Dans un esprit de convivialité propre à cette personnalité émérite qu’est Paul Bert Rahasimanana dit Rossy,, « Grill-Ady » a enchanté le public du Kianjan’ny Kanto à Mahamasina dans la soirée du vendredi.

Comme une modeste démonstration de force, de témérité et de courage. C’est ainsi que se décrit les retrouvailles entre Rossy et le public, ce week-end. Le temps d’une soirée festive et chaleureuse tout à son image. Le chanteur que beaucoup reconnaissent et apprécient pour le folklore et la convivialité qui émanent de ses compositions, a tenu à fédérer les noctambules de la ville des Mille vendredi, pour un cabaret inédit. Fort d’une identité artistique auquel se conjugue un caractère bien trempé qui a longtemps forgé son charisme depuis plusieurs décennies, Rossy, en digne maître des lieux, a enflammé la scène du Kianjan’ny Kanto à Mahamasina. L’artiste et son armée de musiciens ont proposé un cabaret inédit et exclusif, sobrement intitulé « Grill-Ady ». Faisant écho à l’incendie qui s’est produit la semaine dernière, dans cet antre de la fête qu’il a bâti de ses mains, réduisant en cendres la majorité de son matériel, « Grill-Ady », comme il l’indique, se traduit comme une renaissance de Rossy et de son groupe.

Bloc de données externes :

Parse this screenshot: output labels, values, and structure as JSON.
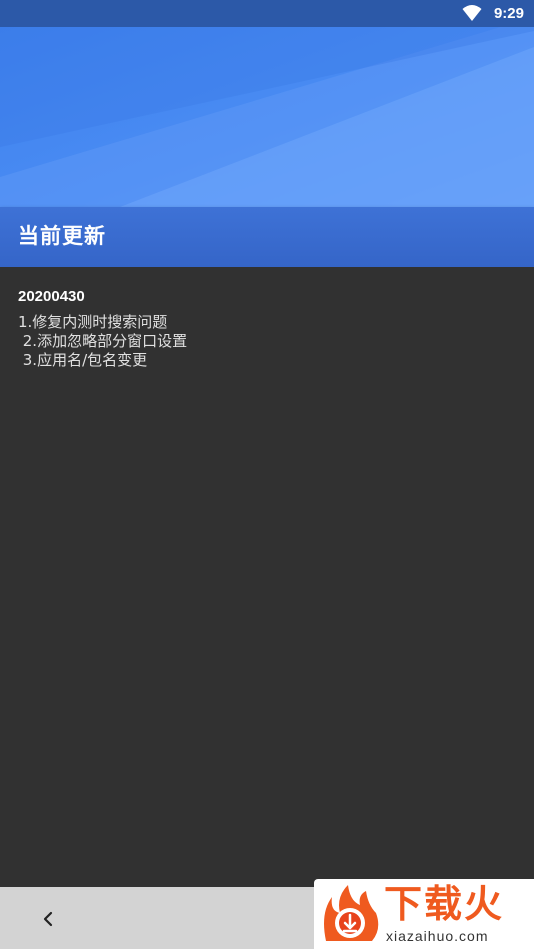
{
  "status_bar": {
    "time": "9:29",
    "wifi_icon": "wifi-icon"
  },
  "header": {
    "title": "当前更新"
  },
  "content": {
    "version": "20200430",
    "notes": "1.修复内测时搜索问题\n 2.添加忽略部分窗口设置\n 3.应用名/包名变更"
  },
  "nav": {
    "back_icon": "chevron-left-icon"
  },
  "watermark": {
    "brand": "下载火",
    "url": "xiazaihuo.com"
  },
  "colors": {
    "status_bar": "#2c59a8",
    "header": "#4a8cf3",
    "title_band": "#3565c8",
    "content_bg": "#313131",
    "nav_bg": "#d3d3d3",
    "brand_orange": "#ef5a1f"
  }
}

« C’est bien connu que, lorsqu’on tombe, le mieux à faire est de s’en remettre vite, de se relever et de le faire avec panache. Car s’il y a bien une chose que j’ai appris tout au long de ma carrière, c’est qu’il ne faut jamais se laisser abattre. Ce soir, je tiens ainsi à rendre hommage à tous ceux qui m’ont soutenu, ceux qui sont là avec moi, à mes proches, mes camarades et surtout mes fans qui, au fil des années, sont tous devenus ma famille », confie Rossy sur scène, les larmes aux yeux, avant d’entamer la fête, tambour battant. Sans faire dans la démesure, fidèle à lui-même, l’artiste et son équipe ont ainsi réaménagé les lieux après cet incident. Si l’entrée du côté du Stade couvert de Mahamasina est désormais fermée, ils ont agrandi le chapiteau laissant plus de place aux chorégraphies improvisées avec les spectateurs. Face à la scène, Rossy a convié un public d’inconditionnels, mais surtout d’amis à le rejoindre le temps de ce « Grill-Ady ». Artistes, journalistes, personnalités diverses et mélomanes lambda de tous horizons, tous se sont plu à se laisser aisément embarquer par la valse enivrante du « Tapôlaka gilady » de Rossy.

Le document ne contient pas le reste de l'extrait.